Il est crédité de 12% des voix au premier tour le 15 mars dans un sondage Ifop publié dimanche, en baisse de deux points sur un mois.

"Je note que les autres candidats disent qu'ils ne veulent pas rassembler, travailler avec les autres et fusionner leurs listes", a souligné l'élu d'opposition, qui se targue des soutiens de Gabriel Attal et d'Edouard Philippe, ex-Premiers ministres et à la tête des partis Renaissance et Horizons.

"Moi je ne pratique pas l'intimidation, je ne pratique pas la brutalisation, je ne pratique pas la menace", a-t-il affirmé en référence à Rachida Dati. "Je veux apaiser Paris et ça commence par un comportement exemplaire".
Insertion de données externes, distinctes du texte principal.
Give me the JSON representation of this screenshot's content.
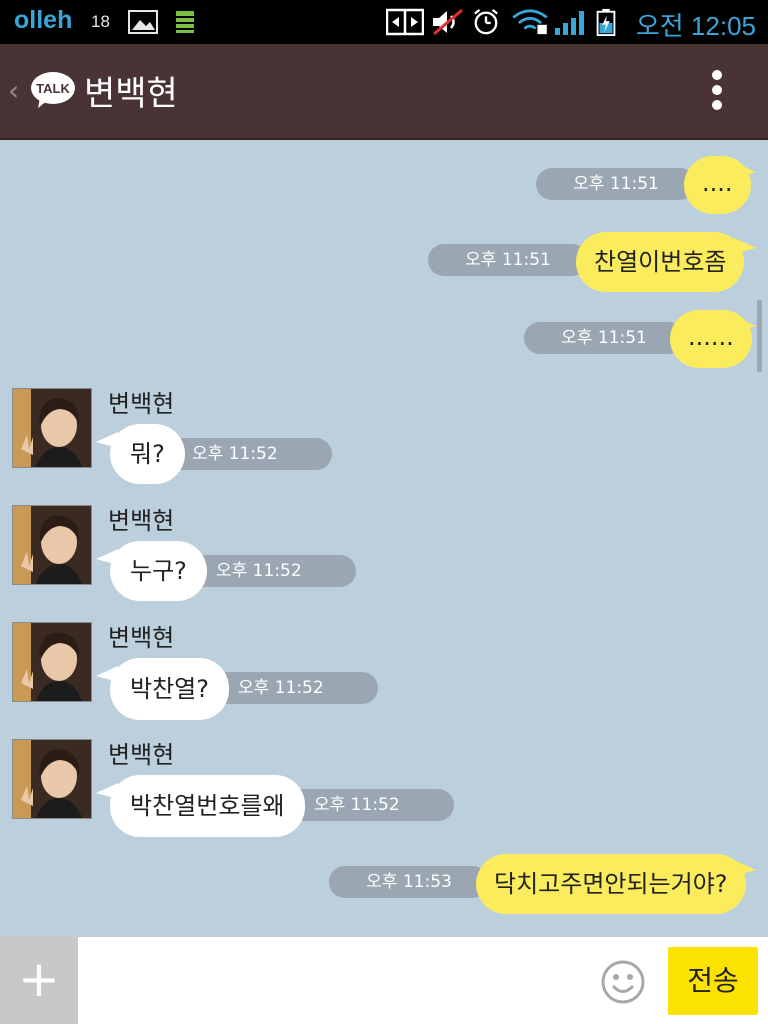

"Que va faire M. Grégoire qu'il n'a pas fait ces 12 dernières avec Mme Hidalgo ?", s'est ensuite interrogé M. Bournazel, au sujet de l'ex-premier adjoint de la maire socialiste sortante.

"Paris mérite mieux que le tic-tac stérile entre une gauche de l'échec et une droite des affaires (...), où les procès succèdent aux scandales et où les excès préparent les échecs", a-t-il encore insisté dans une tribune diffusée par son équipe de campagne.